Open source web and Mac application Cryptocat is now available on iOS. Designed to allow secure online chatting, the app encrypts chat messages to allow users to have single and group conversations that are secure and unable to be intercepted or monitored.
Everyone's favourite privacy-loving cat is now on iPhone! Get an encrypted cat in your pocket, have private chats with friends any time.
Easily have group conversations with your friends without fearing monitoring or interception. Cryptocat is free, open chat that aims to provide an open, accessible Instant Messaging environment with a transparent layer of encryption that's easy to use.
Unlike other secure chat apps, including Confide, Cryptocat does not require usernames, email addresses, or accounts to use, with users entering a one-time nickname to chat. There are also no buddy lists or account history, making conversations ephemeral.
According to the developers, Cryptocat is a native iPhone application that uses iOS APIs rather than web cryptography, but it is designed to work seamlessly with other Cryptocat clients. Along with an iOS app, Cryptocat is also available for the Mac and as a browser extension for Chrome, Firefox, and Safari.

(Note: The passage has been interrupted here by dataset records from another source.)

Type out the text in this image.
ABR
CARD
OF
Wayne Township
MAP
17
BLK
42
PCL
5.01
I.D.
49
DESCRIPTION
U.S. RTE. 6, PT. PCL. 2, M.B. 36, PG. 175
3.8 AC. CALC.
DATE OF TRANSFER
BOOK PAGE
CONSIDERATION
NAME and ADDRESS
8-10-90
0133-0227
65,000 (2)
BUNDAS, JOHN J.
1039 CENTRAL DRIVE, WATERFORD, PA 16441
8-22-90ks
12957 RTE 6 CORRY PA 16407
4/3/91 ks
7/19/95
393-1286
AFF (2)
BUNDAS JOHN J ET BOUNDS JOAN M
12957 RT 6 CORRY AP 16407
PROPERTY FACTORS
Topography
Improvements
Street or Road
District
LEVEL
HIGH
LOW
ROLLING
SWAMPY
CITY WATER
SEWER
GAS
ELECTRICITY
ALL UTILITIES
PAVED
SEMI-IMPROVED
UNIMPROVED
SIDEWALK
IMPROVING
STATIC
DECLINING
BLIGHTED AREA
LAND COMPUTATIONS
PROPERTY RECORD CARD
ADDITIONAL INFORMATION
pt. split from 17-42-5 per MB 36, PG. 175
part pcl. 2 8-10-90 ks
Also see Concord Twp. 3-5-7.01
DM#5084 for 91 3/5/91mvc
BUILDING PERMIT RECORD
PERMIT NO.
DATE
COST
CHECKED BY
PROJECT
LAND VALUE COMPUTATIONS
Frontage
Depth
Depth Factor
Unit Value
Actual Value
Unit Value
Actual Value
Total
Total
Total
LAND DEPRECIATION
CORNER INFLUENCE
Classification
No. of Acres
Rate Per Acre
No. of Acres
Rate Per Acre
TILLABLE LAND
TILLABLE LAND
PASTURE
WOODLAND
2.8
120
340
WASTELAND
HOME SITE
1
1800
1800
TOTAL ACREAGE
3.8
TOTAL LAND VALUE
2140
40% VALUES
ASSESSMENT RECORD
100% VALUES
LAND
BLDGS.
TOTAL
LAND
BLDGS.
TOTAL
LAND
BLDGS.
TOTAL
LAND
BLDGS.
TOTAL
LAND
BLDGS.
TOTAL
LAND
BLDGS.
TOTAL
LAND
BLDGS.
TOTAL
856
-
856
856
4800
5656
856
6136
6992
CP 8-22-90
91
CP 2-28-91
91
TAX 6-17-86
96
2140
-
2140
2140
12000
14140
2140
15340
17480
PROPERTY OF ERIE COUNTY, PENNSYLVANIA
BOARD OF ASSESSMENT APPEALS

Cryptocat was originally announced for iOS in December, but the app was initially rejected by Apple, a decision that has since been reversed. According to the app's developer, who spoke to The Verge, the issues with Apple have been resolved.
"There was some very important help given by the Electronic Frontier Foundation, and we ended up scheduling a conversation with Apple, and after a while Apple was very gracious and understanding,” he said. "I couldn't be happier with Apple right now."
Cryptocat can be downloaded from the App Store for free. [Direct Link]
Top Rated Comments
BS, just google anything and you'll find support for it.
You are mixing up a lot of different things here. An SSL bug reported about last week, NSA's alleged dragnet and man-in-the-middle attacks.
http://techcrunch.com/2014/02/27/apple-explains-exactly-how-secure-imessage-really-is/?utm_campaign=fb&ncid=fb
To be fair, the NSA and various other 3-letter agencies are doing their best to thwart privacy and secrecy "in the national interest", forcing US companies like Skype/Microsoft to put in backdoors. And being a non-US citizen, even the supposed safeguards against spying on US citizens which they obviously haven't been adhering to, is not an issue for them. They believe in "big data", scouring up as much data as possible, regardless of how relevant at the time, "just in case".
But for most of us, in the West at least, it is not a concern, esp as iMessage's end-to-end encryption is good enough, whether or not the NSA has a backdoor, which really comes down to whether you trust Apple's commitment to our privacy and assurances even they can't read them (whether or not it is "theoretically" possible as has been shown) and their strong assurance the government would have to cart away their servers to get at it. But on the whole, we mainly care about cyber criminals stealing our personal details, and to that end, iMessage is all we need or want AS LONG AS the recipient has an iPhone. Which is where all those myriad of other messenger apps come in.
This one lives on the Paranoid end of the spectrum, which is fair enough. Esp for those not fortunate enough to live in a fairly free country where you live without fear of persecution for things like your religious or political beliefs, ethnicity or sexual orientation, either of which might get you life in a prison camp, or torture and death. In various countries like China, which probably wouldn't allow an app like this anyway, it is a genuine concern, there are good sound reasons to be paranoid if you are in a group they disapprove of, say from Tibet or member of Falun Gung or a Democracy group.